Duncan White - the greatest Sri Lankan athlete

It is time to remember athletes who brought honour and glory to Sri Lanka and it is for this purpose that Dialog Telekom in collaboration with the Ministry of Sports and Pubic Recreation pays tribute to over 200 athletes in over 15 disciplines on July 15 at the BMICH.

Dialog Telekom has been a prominent sponsor of Sri Lankan Sports and is committed to developing talent in Sri Lanka to international standards.

The Company is closely associated with Football, Athletics, Cricket, Volleyball, Rugby, Disabled Sports, School Rowing, Schools Cricket and has sponsored national contingents to international events including the Olympics, Paralympics, Commonwealth, Asian, SAF and FESPIC Games.

Duncan White is undoubtedly the most outstanding male athlete produced by Sri Lanka with his silver medal at the 1948 London Olympic Games remained as the only Olympic medal for the country for 52 years.

Duncan White was born on March 1, 1918 at Lathpandura near Kalutara, in the then British-ruled Ceylon, as the second of four children of John Bernard White and Cecilia Hawk White.

He learnt the basics in athletics at Trinity College Kandy where he was awarded the prestigious 'Trinity Lion' for athletics but was subsequently withdrawn from him due to minor disciplinary reasons.

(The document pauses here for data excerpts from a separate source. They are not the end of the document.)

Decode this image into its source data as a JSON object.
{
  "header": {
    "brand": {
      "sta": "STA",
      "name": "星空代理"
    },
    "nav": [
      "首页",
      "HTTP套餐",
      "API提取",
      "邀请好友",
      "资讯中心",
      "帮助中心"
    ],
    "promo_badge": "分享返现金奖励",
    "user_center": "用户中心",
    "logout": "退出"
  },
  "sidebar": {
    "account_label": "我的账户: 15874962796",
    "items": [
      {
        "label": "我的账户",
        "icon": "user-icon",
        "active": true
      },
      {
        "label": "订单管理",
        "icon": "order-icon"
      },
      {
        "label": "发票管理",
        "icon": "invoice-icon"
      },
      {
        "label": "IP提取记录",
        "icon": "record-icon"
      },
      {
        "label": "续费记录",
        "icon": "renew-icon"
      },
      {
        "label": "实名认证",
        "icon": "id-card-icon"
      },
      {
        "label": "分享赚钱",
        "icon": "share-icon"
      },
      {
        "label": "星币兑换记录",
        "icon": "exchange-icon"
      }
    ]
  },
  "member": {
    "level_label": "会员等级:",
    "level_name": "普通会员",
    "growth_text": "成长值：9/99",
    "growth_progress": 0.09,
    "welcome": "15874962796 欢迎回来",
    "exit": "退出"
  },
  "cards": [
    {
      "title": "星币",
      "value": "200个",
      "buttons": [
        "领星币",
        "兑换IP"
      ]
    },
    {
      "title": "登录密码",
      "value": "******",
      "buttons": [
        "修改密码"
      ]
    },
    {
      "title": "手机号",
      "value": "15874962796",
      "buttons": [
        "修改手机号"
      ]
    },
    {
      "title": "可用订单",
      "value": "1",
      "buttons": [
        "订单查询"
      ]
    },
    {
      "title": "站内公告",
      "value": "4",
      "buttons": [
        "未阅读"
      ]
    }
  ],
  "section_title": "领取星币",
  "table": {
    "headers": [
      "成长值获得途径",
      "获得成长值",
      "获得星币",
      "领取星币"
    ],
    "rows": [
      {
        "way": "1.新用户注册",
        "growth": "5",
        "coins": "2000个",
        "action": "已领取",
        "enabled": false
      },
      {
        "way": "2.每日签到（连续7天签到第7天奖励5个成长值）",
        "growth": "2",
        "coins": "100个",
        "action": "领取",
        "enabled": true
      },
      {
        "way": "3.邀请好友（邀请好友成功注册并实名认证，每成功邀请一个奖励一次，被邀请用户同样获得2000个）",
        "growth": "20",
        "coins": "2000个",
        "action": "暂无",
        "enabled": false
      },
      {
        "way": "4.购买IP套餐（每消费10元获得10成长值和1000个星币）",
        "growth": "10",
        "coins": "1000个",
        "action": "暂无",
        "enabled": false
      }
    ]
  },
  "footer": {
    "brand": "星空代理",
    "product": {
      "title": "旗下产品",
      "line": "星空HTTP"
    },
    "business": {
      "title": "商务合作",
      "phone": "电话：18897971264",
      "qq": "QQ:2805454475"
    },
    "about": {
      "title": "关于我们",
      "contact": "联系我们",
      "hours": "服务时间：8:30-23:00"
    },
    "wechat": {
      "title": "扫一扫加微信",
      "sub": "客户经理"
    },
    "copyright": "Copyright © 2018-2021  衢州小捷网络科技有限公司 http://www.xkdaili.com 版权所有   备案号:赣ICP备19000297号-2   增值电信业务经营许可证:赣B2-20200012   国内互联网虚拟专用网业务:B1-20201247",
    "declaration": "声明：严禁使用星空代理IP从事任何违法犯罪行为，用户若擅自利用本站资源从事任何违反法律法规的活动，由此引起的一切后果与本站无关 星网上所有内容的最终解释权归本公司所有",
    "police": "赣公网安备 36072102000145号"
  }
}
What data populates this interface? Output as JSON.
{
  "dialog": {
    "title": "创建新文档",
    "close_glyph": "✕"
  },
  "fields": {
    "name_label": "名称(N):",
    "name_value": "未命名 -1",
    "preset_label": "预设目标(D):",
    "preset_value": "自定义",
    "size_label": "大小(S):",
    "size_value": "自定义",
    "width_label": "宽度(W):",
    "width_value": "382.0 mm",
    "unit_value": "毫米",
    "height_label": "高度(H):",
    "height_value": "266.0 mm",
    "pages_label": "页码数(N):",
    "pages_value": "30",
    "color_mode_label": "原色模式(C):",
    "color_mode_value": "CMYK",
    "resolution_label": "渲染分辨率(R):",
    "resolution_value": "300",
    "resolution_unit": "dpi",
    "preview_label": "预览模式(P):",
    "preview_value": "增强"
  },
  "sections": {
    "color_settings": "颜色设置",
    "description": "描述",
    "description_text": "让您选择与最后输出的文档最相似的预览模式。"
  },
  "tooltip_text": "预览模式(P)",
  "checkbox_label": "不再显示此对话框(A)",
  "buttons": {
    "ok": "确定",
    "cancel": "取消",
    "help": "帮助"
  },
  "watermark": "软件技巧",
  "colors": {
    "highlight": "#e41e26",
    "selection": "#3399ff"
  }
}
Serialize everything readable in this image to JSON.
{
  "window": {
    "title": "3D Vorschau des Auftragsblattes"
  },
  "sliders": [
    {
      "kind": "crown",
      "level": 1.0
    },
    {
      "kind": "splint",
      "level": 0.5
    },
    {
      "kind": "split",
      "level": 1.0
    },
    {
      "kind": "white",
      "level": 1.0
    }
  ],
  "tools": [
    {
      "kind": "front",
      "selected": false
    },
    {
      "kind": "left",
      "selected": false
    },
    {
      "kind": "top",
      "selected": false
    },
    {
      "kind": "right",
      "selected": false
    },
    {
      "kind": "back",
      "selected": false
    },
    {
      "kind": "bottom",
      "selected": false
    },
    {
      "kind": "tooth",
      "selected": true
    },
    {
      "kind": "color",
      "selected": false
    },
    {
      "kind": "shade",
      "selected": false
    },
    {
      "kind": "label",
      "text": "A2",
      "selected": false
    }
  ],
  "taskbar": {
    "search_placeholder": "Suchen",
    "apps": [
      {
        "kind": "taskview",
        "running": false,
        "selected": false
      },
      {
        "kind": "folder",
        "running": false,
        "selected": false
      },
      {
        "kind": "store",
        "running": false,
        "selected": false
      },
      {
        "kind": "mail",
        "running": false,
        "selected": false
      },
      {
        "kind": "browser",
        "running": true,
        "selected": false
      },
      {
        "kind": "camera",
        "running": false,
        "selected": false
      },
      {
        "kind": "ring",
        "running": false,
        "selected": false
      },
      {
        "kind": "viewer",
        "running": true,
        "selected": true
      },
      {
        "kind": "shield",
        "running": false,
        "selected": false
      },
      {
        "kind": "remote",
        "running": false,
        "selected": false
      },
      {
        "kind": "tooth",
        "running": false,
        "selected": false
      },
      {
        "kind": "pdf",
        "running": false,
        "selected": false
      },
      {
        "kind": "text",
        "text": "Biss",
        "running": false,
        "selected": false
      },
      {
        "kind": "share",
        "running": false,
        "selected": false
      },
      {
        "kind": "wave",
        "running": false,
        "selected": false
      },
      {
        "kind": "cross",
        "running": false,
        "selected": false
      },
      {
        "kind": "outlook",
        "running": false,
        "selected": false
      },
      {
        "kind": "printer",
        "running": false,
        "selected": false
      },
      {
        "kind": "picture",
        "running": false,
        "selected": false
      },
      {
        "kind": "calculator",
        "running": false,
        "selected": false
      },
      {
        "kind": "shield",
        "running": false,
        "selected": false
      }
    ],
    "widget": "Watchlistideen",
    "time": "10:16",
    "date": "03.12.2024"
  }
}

Duncan White joined the Ceylon Light Infantry after leaving school and left the Army five years later in November 1947. He won his Olympic medal in the 400 metres hurdles the same year Ceylon gained independence from Britain.

His success in the Olympics was a tremendous achievement considering the fact that he had trained for only about three months before the games. White won four of the five events he entered at the trials to pick the team for Olympics and was named the Captain of the Ceylon team.

Duncan White recalled his Olympic experience later. "The next day the call came for me to take part in the heats of the 400m hurdles. Before the heat commenced, I had assured myself that I could run as well or even better than any of my opponents regardless where they came from.

I won my heat with ease and looked back and eased up nearing the finish. I returned the best time out of six heats. The finals were held the following day and I was somewhat disappointed that I had to compete in lane five.


However, I made up my mind that I would beat whoever was in the lane outside me when reaching the first hurdle, thus gaining the confidence that I would be ahead of former World Record Holder, Larson of Sweden.

The official Olympic report commented "White went off at a terrific pace". There was a change in the way I strode when reaching the seventh hurdle and this allowed Cochran of USA to take the lead.

Cochran went on to win the event with a new Olympic record. I too bettered the previous record by two seconds".

White's time for the event which was 51.8 seconds, was only 0.7 seconds behind Cochran who had in fact trained for the event for more than four years. Thereafter it took a further 52 years for another Sri Lankan athlete to grace the podium at an Olympic awards ceremony.

Duncan White has been honoured with many tributes and awards including the Member of the British Empire (MBE), Helms World Trophy for the "Most Outstanding Athlete" in Asia and the National Heroes Award of Deshamanya.

After the Olympic victory, White was welcomed at a ceremony at Trinity College and was honoured by returning his 'Lion'. Making a speech at the special assembly, White stated that although his victory at the Olympics was prestigious the 'Lion' made him feel more honoured than that.

In the 1950 British Empire Games in Auckland, New Zealand, White produced a fine performance and won the 440 yard hurdles, only 0.3 seconds behind the world record. Duncan White moved to England where he spent the latter part of his life and died on July 3, 1998 in Warwickshire, England.